21. Antara Mimpi dan Realita

518 42 39
                                    

Buku-buku jarinya terasa beku menggenggam milik Arka. Menahan agar tak lepas darinya. Raut wajah Arka begitu datar seakan tanpa emosi meski ia baru saja mengucapkan kalimat yang membuat Hanan harus terus-terusan bertanya.

Kenapa? Kenapa ia harus pergi?

Kelopak mata Hanan terbuka dan ia menemukan langit-langit kamar tepat di hadapan sepasang mata. Kelegaan memenuhi rongga dadanya ketika ia menyadari bahwa ia baru saja terbangun dari mimpi buruk. Hanan menoleh ke sisi ranjangnya untuk mendapati seseorang yang tertidur pulas di sebelahnya. Segera ia menutup celah di antara keduanya saat lengannya melingkari tubuh cowok yang terbalut selimut itu. Hanan membenamkan wajah di ceruk lehernya sembari ia memeluk cowok itu dari belakang.
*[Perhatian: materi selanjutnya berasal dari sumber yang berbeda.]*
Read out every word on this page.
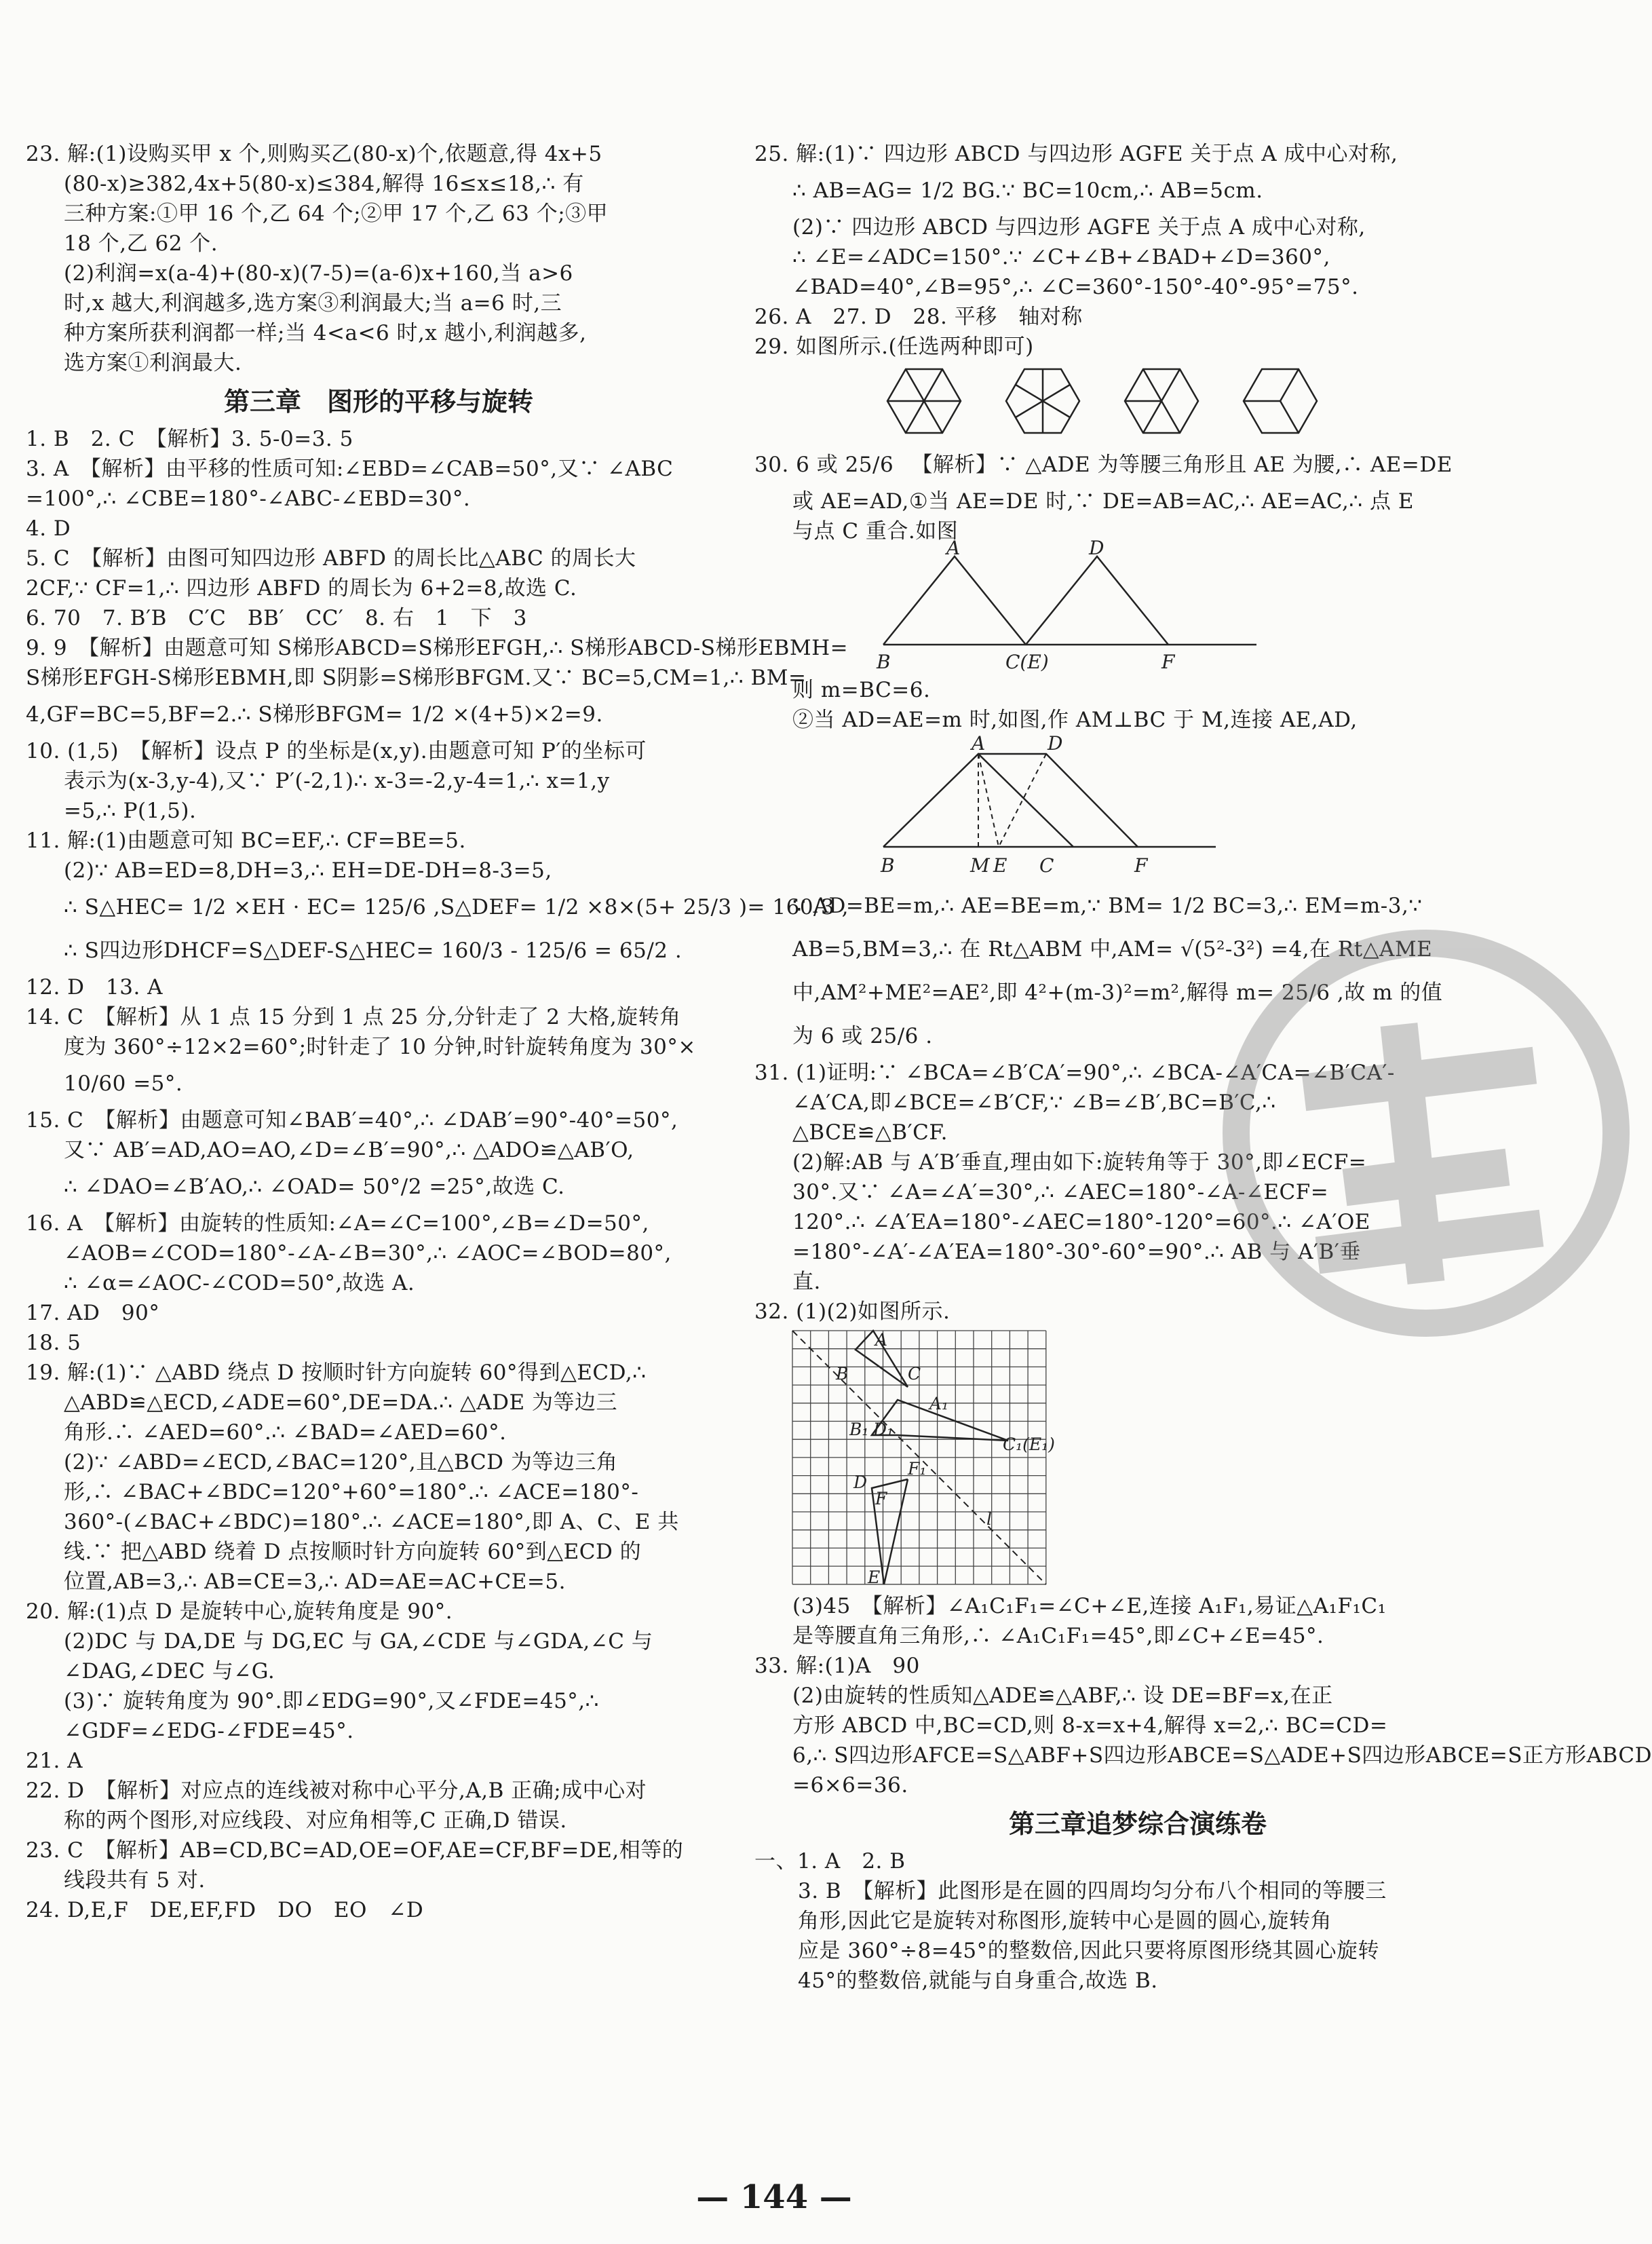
23. 解:(1)设购买甲 x 个,则购买乙(80-x)个,依题意,得 4x+5
(80-x)≥382,4x+5(80-x)≤384,解得 16≤x≤18,∴ 有
三种方案:①甲 16 个,乙 64 个;②甲 17 个,乙 63 个;③甲
18 个,乙 62 个.
(2)利润=x(a-4)+(80-x)(7-5)=(a-6)x+160,当 a>6
时,x 越大,利润越多,选方案③利润最大;当 a=6 时,三
种方案所获利润都一样;当 4<a<6 时,x 越小,利润越多,
选方案①利润最大.
第三章　图形的平移与旋转
1. B　2. C　【解析】3. 5-0=3. 5
3. A　【解析】由平移的性质可知:∠EBD=∠CAB=50°,又∵ ∠ABC
=100°,∴ ∠CBE=180°-∠ABC-∠EBD=30°.
4. D
5. C　【解析】由图可知四边形 ABFD 的周长比△ABC 的周长大
2CF,∵ CF=1,∴ 四边形 ABFD 的周长为 6+2=8,故选 C.
6. 70　7. B′B　C′C　BB′　CC′　8. 右　1　下　3
9. 9　【解析】由题意可知 S梯形ABCD=S梯形EFGH,∴ S梯形ABCD-S梯形EBMH=
S梯形EFGH-S梯形EBMH,即 S阴影=S梯形BFGM.又∵ BC=5,CM=1,∴ BM=
4,GF=BC=5,BF=2.∴ S梯形BFGM= 1/2 ×(4+5)×2=9.
10. (1,5)　【解析】设点 P 的坐标是(x,y).由题意可知 P′的坐标可
表示为(x-3,y-4),又∵ P′(-2,1)∴ x-3=-2,y-4=1,∴ x=1,y
=5,∴ P(1,5).
11. 解:(1)由题意可知 BC=EF,∴ CF=BE=5.
(2)∵ AB=ED=8,DH=3,∴ EH=DE-DH=8-3=5,
∴ S△HEC= 1/2 ×EH · EC= 125/6 ,S△DEF= 1/2 ×8×(5+ 25/3 )= 160/3 ,
∴ S四边形DHCF=S△DEF-S△HEC= 160/3 - 125/6 = 65/2 .
12. D　13. A
14. C　【解析】从 1 点 15 分到 1 点 25 分,分针走了 2 大格,旋转角
度为 360°÷12×2=60°;时针走了 10 分钟,时针旋转角度为 30°×
10/60 =5°.
15. C　【解析】由题意可知∠BAB′=40°,∴ ∠DAB′=90°-40°=50°,
又∵ AB′=AD,AO=AO,∠D=∠B′=90°,∴ △ADO≌△AB′O,
∴ ∠DAO=∠B′AO,∴ ∠OAD= 50°/2 =25°,故选 C.
16. A　【解析】由旋转的性质知:∠A=∠C=100°,∠B=∠D=50°,
∠AOB=∠COD=180°-∠A-∠B=30°,∴ ∠AOC=∠BOD=80°,
∴ ∠α=∠AOC-∠COD=50°,故选 A.
17. AD　90°
18. 5
19. 解:(1)∵ △ABD 绕点 D 按顺时针方向旋转 60°得到△ECD,∴
△ABD≌△ECD,∠ADE=60°,DE=DA.∴ △ADE 为等边三
角形.∴ ∠AED=60°.∴ ∠BAD=∠AED=60°.
(2)∵ ∠ABD=∠ECD,∠BAC=120°,且△BCD 为等边三角
形,∴ ∠BAC+∠BDC=120°+60°=180°.∴ ∠ACE=180°-
360°-(∠BAC+∠BDC)=180°.∴ ∠ACE=180°,即 A、C、E 共
线.∵ 把△ABD 绕着 D 点按顺时针方向旋转 60°到△ECD 的
位置,AB=3,∴ AB=CE=3,∴ AD=AE=AC+CE=5.
20. 解:(1)点 D 是旋转中心,旋转角度是 90°.
(2)DC 与 DA,DE 与 DG,EC 与 GA,∠CDE 与∠GDA,∠C 与
∠DAG,∠DEC 与∠G.
(3)∵ 旋转角度为 90°.即∠EDG=90°,又∠FDE=45°,∴
∠GDF=∠EDG-∠FDE=45°.
21. A
22. D　【解析】对应点的连线被对称中心平分,A,B 正确;成中心对
称的两个图形,对应线段、对应角相等,C 正确,D 错误.
23. C　【解析】AB=CD,BC=AD,OE=OF,AE=CF,BF=DE,相等的
线段共有 5 对.
24. D,E,F　DE,EF,FD　DO　EO　∠D
25. 解:(1)∵ 四边形 ABCD 与四边形 AGFE 关于点 A 成中心对称,
∴ AB=AG= 1/2 BG.∵ BC=10cm,∴ AB=5cm.
(2)∵ 四边形 ABCD 与四边形 AGFE 关于点 A 成中心对称,
∴ ∠E=∠ADC=150°.∵ ∠C+∠B+∠BAD+∠D=360°,
∠BAD=40°,∠B=95°,∴ ∠C=360°-150°-40°-95°=75°.
26. A　27. D　28. 平移　轴对称
29. 如图所示.(任选两种即可)
30. 6 或 25/6 　【解析】∵ △ADE 为等腰三角形且 AE 为腰,∴ AE=DE
或 AE=AD,①当 AE=DE 时,∵ DE=AB=AC,∴ AE=AC,∴ 点 E
与点 C 重合.如图
A	D
B	C(E)	F
则 m=BC=6.
②当 AD=AE=m 时,如图,作 AM⊥BC 于 M,连接 AE,AD,
A	D
B	M E C	F
∵ AD=BE=m,∴ AE=BE=m,∵ BM= 1/2 BC=3,∴ EM=m-3,∵
AB=5,BM=3,∴ 在 Rt△ABM 中,AM= √(5²-3²) =4,在 Rt△AME
中,AM²+ME²=AE²,即 4²+(m-3)²=m²,解得 m= 25/6 ,故 m 的值
为 6 或 25/6 .
31. (1)证明:∵ ∠BCA=∠B′CA′=90°,∴ ∠BCA-∠A′CA=∠B′CA′-
∠A′CA,即∠BCE=∠B′CF,∵ ∠B=∠B′,BC=B′C,∴
△BCE≌△B′CF.
(2)解:AB 与 A′B′垂直,理由如下:旋转角等于 30°,即∠ECF=
30°.又∵ ∠A=∠A′=30°,∴ ∠AEC=180°-∠A-∠ECF=
120°.∴ ∠A′EA=180°-∠AEC=180°-120°=60°.∴ ∠A′OE
=180°-∠A′-∠A′EA=180°-30°-60°=90°.∴ AB 与 A′B′垂
直.
32. (1)(2)如图所示.
A
C
B
A₁
B₁ D₁
C₁(E₁)
F₁
D
F
l
E
(3)45　【解析】∠A₁C₁F₁=∠C+∠E,连接 A₁F₁,易证△A₁F₁C₁
是等腰直角三角形,∴ ∠A₁C₁F₁=45°,即∠C+∠E=45°.
33. 解:(1)A　90
(2)由旋转的性质知△ADE≌△ABF,∴ 设 DE=BF=x,在正
方形 ABCD 中,BC=CD,则 8-x=x+4,解得 x=2,∴ BC=CD=
6,∴ S四边形AFCE=S△ABF+S四边形ABCE=S△ADE+S四边形ABCE=S正方形ABCD
=6×6=36.
第三章追梦综合演练卷
一、1. A　2. B
3. B　【解析】此图形是在圆的四周均匀分布八个相同的等腰三
角形,因此它是旋转对称图形,旋转中心是圆的圆心,旋转角
应是 360°÷8=45°的整数倍,因此只要将原图形绕其圆心旋转
45°的整数倍,就能与自身重合,故选 B.
— 144 —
Merasa lehernya ditelusuri oleh permukaan bibir yang sesekali berhenti untuk mendaratkan kecupan lembut, Arka menggeser tubuhnya sambil mengerang pelan.

“Nan…”

“Hmm?”

Hanan hanya bergumam pelan, tak berniat untuk benar-benar mendengarkan Arka yang akhirnya terjaga dari tidurnya. Ia masih sibuk menciumi leher Arka sembari mengetatkan dekapannya, mempersulit Arka untuk bergerak.

“Hanan,” panggil Arka lagi, kali ini lebih keras. “Lepas bentar.”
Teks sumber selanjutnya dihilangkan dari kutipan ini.